Prosecuting cases against wealthy defendants has often been an uphill battle for sex crime survivors. The Epstein case suggests a change in attitude – and the potential for greater equity.
New charges against Jeffrey Epstein have not yet been proven in court – and it could be years before any final resolution of the child sex trafficking case brought by federal prosecutors in Manhattan Monday.
But when the financier and registered sex offender went to jail this week, relief was palpable among a growing chorus of people who say he avoided serious criminal penalties more than a decade ago because of his extreme wealth and social connections.
The new criminal charges – and the resignation Friday morning of Secretary of Labor Alexander Acosta for his role overseeing a plea deal for Mr. Epstein when he was a federal prosecutor – have stirred their hope that the balance of power may be shifting when it comes to pursuit of justice against high-profile people.

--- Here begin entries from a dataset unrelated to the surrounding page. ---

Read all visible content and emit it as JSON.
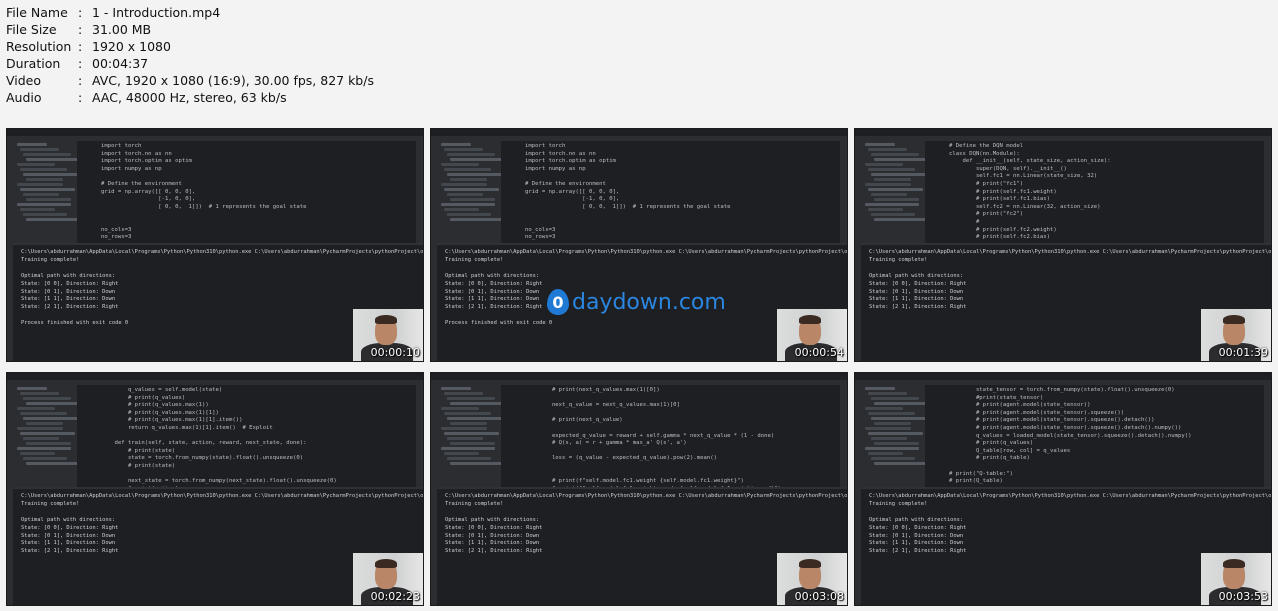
{
  "file_info": [
    {
      "label": "File Name",
      "sep": ":",
      "value": "1 - Introduction.mp4"
    },
    {
      "label": "File Size",
      "sep": ":",
      "value": "31.00 MB"
    },
    {
      "label": "Resolution",
      "sep": ":",
      "value": "1920 x 1080"
    },
    {
      "label": "Duration",
      "sep": ":",
      "value": "00:04:37"
    },
    {
      "label": "Video",
      "sep": ":",
      "value": "AVC, 1920 x 1080 (16:9), 30.00 fps, 827 kb/s"
    },
    {
      "label": "Audio",
      "sep": ":",
      "value": "AAC, 48000 Hz, stereo, 63 kb/s"
    }
  ],
  "watermark": {
    "icon_letter": "0",
    "text": "daydown.com"
  },
  "thumbnails": [
    {
      "timestamp": "00:00:10",
      "code": [
        "import torch",
        "import torch.nn as nn",
        "import torch.optim as optim",
        "import numpy as np",
        "",
        "# Define the environment",
        "grid = np.array([[ 0, 0, 0],",
        "                 [-1, 0, 0],",
        "                 [ 0, 0,  1]])  # 1 represents the goal state",
        "",
        "",
        "no_cols=3",
        "no_rows=3"
      ],
      "console": [
        "C:\\Users\\abdurrahman\\AppData\\Local\\Programs\\Python\\Python310\\python.exe C:\\Users\\abdurrahman\\PycharmProjects\\pythonProject\\openfoam\\ope",
        "Training complete!",
        "",
        "Optimal path with directions:",
        "State: [0 0], Direction: Right",
        "State: [0 1], Direction: Down",
        "State: [1 1], Direction: Down",
        "State: [2 1], Direction: Right",
        "",
        "Process finished with exit code 0"
      ]
    },
    {
      "timestamp": "00:00:54",
      "code": [
        "import torch",
        "import torch.nn as nn",
        "import torch.optim as optim",
        "import numpy as np",
        "",
        "# Define the environment",
        "grid = np.array([[ 0, 0, 0],",
        "                 [-1, 0, 0],",
        "                 [ 0, 0,  1]])  # 1 represents the goal state",
        "",
        "",
        "no_cols=3",
        "no_rows=3"
      ],
      "console": [
        "C:\\Users\\abdurrahman\\AppData\\Local\\Programs\\Python\\Python310\\python.exe C:\\Users\\abdurrahman\\PycharmProjects\\pythonProject\\openfoam\\ope",
        "Training complete!",
        "",
        "Optimal path with directions:",
        "State: [0 0], Direction: Right",
        "State: [0 1], Direction: Down",
        "State: [1 1], Direction: Down",
        "State: [2 1], Direction: Right",
        "",
        "Process finished with exit code 0"
      ]
    },
    {
      "timestamp": "00:01:39",
      "code": [
        "# Define the DQN model",
        "class DQN(nn.Module):",
        "    def __init__(self, state_size, action_size):",
        "        super(DQN, self).__init__()",
        "        self.fc1 = nn.Linear(state_size, 32)",
        "        # print(\"fc1\")",
        "        # print(self.fc1.weight)",
        "        # print(self.fc1.bias)",
        "        self.fc2 = nn.Linear(32, action_size)",
        "        # print(\"fc2\")",
        "        #",
        "        # print(self.fc2.weight)",
        "        # print(self.fc2.bias)",
        "",
        "    def forward(self, state):",
        "        # print(state)",
        "        # print(self.fc1(state))"
      ],
      "console": [
        "C:\\Users\\abdurrahman\\AppData\\Local\\Programs\\Python\\Python310\\python.exe C:\\Users\\abdurrahman\\PycharmProjects\\pythonProject\\openfoam\\ope",
        "Training complete!",
        "",
        "Optimal path with directions:",
        "State: [0 0], Direction: Right",
        "State: [0 1], Direction: Down",
        "State: [1 1], Direction: Down",
        "State: [2 1], Direction: Right"
      ]
    },
    {
      "timestamp": "00:02:23",
      "code": [
        "        q_values = self.model(state)",
        "        # print(q_values)",
        "        # print(q_values.max(1))",
        "        # print(q_values.max(1)[1])",
        "        # print(q_values.max(1)[1].item())",
        "        return q_values.max(1)[1].item()  # Exploit",
        "",
        "    def train(self, state, action, reward, next_state, done):",
        "        # print(state)",
        "        state = torch.from_numpy(state).float().unsqueeze(0)",
        "        # print(state)",
        "",
        "        next_state = torch.from_numpy(next_state).float().unsqueeze(0)",
        "        # print(action)",
        "        action = torch.tensor([action], dtype=torch.int64)",
        "        # print(action)",
        "        # print(reward)"
      ],
      "console": [
        "C:\\Users\\abdurrahman\\AppData\\Local\\Programs\\Python\\Python310\\python.exe C:\\Users\\abdurrahman\\PycharmProjects\\pythonProject\\openfoam\\ope",
        "Training complete!",
        "",
        "Optimal path with directions:",
        "State: [0 0], Direction: Right",
        "State: [0 1], Direction: Down",
        "State: [1 1], Direction: Down",
        "State: [2 1], Direction: Right"
      ]
    },
    {
      "timestamp": "00:03:08",
      "code": [
        "        # print(next_q_values.max(1)[0])",
        "",
        "        next_q_value = next_q_values.max(1)[0]",
        "",
        "        # print(next_q_value)",
        "",
        "        expected_q_value = reward + self.gamma * next_q_value * (1 - done)",
        "        # Q(s, a) = r + gamma * max_a' Q(s', a')",
        "",
        "        loss = (q_value - expected_q_value).pow(2).mean()",
        "",
        "",
        "        # print(f\"self.model.fc1.weight {self.model.fc1.weight}\")",
        "        # print(f\"self.model.fc1.weight.grad: {self.model.fc1.weight.grad}\")",
        "",
        "        loss.backward()"
      ],
      "console": [
        "C:\\Users\\abdurrahman\\AppData\\Local\\Programs\\Python\\Python310\\python.exe C:\\Users\\abdurrahman\\PycharmProjects\\pythonProject\\openfoam\\ope",
        "Training complete!",
        "",
        "Optimal path with directions:",
        "State: [0 0], Direction: Right",
        "State: [0 1], Direction: Down",
        "State: [1 1], Direction: Down",
        "State: [2 1], Direction: Right"
      ]
    },
    {
      "timestamp": "00:03:53",
      "code": [
        "        state_tensor = torch.from_numpy(state).float().unsqueeze(0)",
        "        #print(state_tensor)",
        "        # print(agent.model(state_tensor))",
        "        # print(agent.model(state_tensor).squeeze())",
        "        # print(agent.model(state_tensor).squeeze().detach())",
        "        # print(agent.model(state_tensor).squeeze().detach().numpy())",
        "        q_values = loaded_model(state_tensor).squeeze().detach().numpy()",
        "        # print(q_values)",
        "        Q_table[row, col] = q_values",
        "        # print(q_table)",
        "",
        "# print(\"Q-table:\")",
        "# print(Q_table)",
        "",
        "",
        "# Print the optimal path with directions",
        "start_state = np.array([0, 0])"
      ],
      "console": [
        "C:\\Users\\abdurrahman\\AppData\\Local\\Programs\\Python\\Python310\\python.exe C:\\Users\\abdurrahman\\PycharmProjects\\pythonProject\\openfoam\\ope",
        "Training complete!",
        "",
        "Optimal path with directions:",
        "State: [0 0], Direction: Right",
        "State: [0 1], Direction: Down",
        "State: [1 1], Direction: Down",
        "State: [2 1], Direction: Right"
      ]
    }
  ]
}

The willingness to prosecute Mr. Epstein sends a strong message “to other survivors, which is, ‘Keep pressing forward and one day you will be heard,’” says Michael Dolce, a Florida-based lawyer who handles sexual abuse cases at Cohen Milstein Sellers & Toll.
The persistence of some of Mr. Epstein’s Florida victims to challenge the plea bargain in federal court there, and a deep-dive investigative journalism project by the Miami Herald late last year, encouraged New York officials to pursue their own investigation.